FEDRO: – A caminho, então!

SÓCRATES: – Fala.

FEDRO: Acharás muito interessante o que vou dizer, Sócrates, pois é assunto da tua predileção. Falávamos sobre o amor, e não sei como se originou tal palestra. Acontece que Lísias escreveu um discurso semelhante aos que se dirigem a um rapaz bonito. Não tinha, todavia, a forma de uma carta de amante. É justamente isso que o discurso tem de mais notável, pois Lísias sustenta que antes se devem prestar favores a quem não ama do que a um apaixonado.

SÓCRATES: – Que homem perspicaz! Ele devia ter escrito que é melhor ser complacente com o pobre do que com o rico, com os mais velhos do que com os mais moços, e de modo geral com todos aqueles que padecem de misérias semelhantes às minhas e às de muitos outros como eu.
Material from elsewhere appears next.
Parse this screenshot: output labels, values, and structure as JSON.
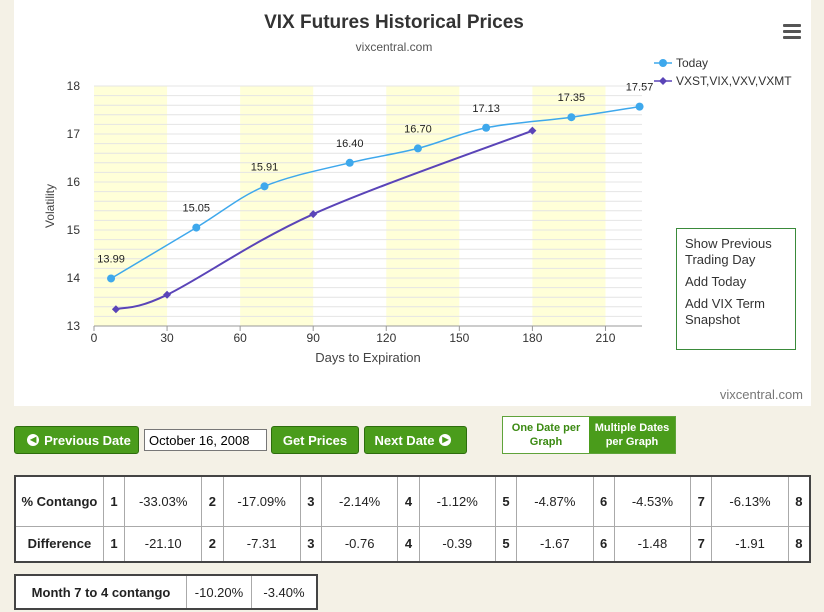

Isso seria um digno trabalho para um moço devotado aos interesses populares. Mas estou tão ansioso para ouvir esse discurso, que te acompanharia ainda que fosses até Mégara e, seguindo o exemplo de Heródico, voltasses depois de alcançar o muro.

FEDRO: – Qual é a tua opinião, caríssimo Sócrates? Achas que eu, um ignorante, posso repetir condignamente o que Lísias, o maior escritor da nossa época, trabalhando com calma, levou tanto tempo a redigir? Oxalá que assim fosse. Isso seria para mim mais do que ganhar uma grande fortuna.

SÓCRATES: – Meu bom Fedro, se eu pudesse enganar-me a respeito de Fedro seria também capaz de esquecer de mim mesmo. Mas nada disso sucede. Tenho certeza de que esse Fedro não ouviu apenas uma vez o discurso de Lísias. Ele lhe pediu que o repetisse várias vezes, e Lísias acedeu ao seu desejo. Isso, porém, ainda não era suficiente: ele apanhou o manuscrito e leu as partes que achava mais interessantes. Passou toda a madrugada ocupado nele, e quando se cansou de ficar sentado saiu para dar um passeio. Pelo cão! Acredito que ele sabe de cor o discurso, se este não for demasiadamente longo. Além disso, ele se dirige para fora dos muros a fim de gravá-lo bem na memória. E, encontrando um homem ávido de discursos, alegrou-se de vê-lo e de ter junto de si quem participasse do seu entusiasmo coribântico. Por isso o convidou para acompanhá-lo. Quando, porém, o amigo de discursos lhe pediu que recitasse o de Lísias, ele resistiu e fingiu pouca disposição para falar, mas acabaria recitando-o ainda

que ninguém o quisesse escutar, mesmo que fosse fazendo violência aos ouvintes. Pede-lhe, pois, caro Fedro, que faça de uma vez o que de qualquer modo acabará por fazer.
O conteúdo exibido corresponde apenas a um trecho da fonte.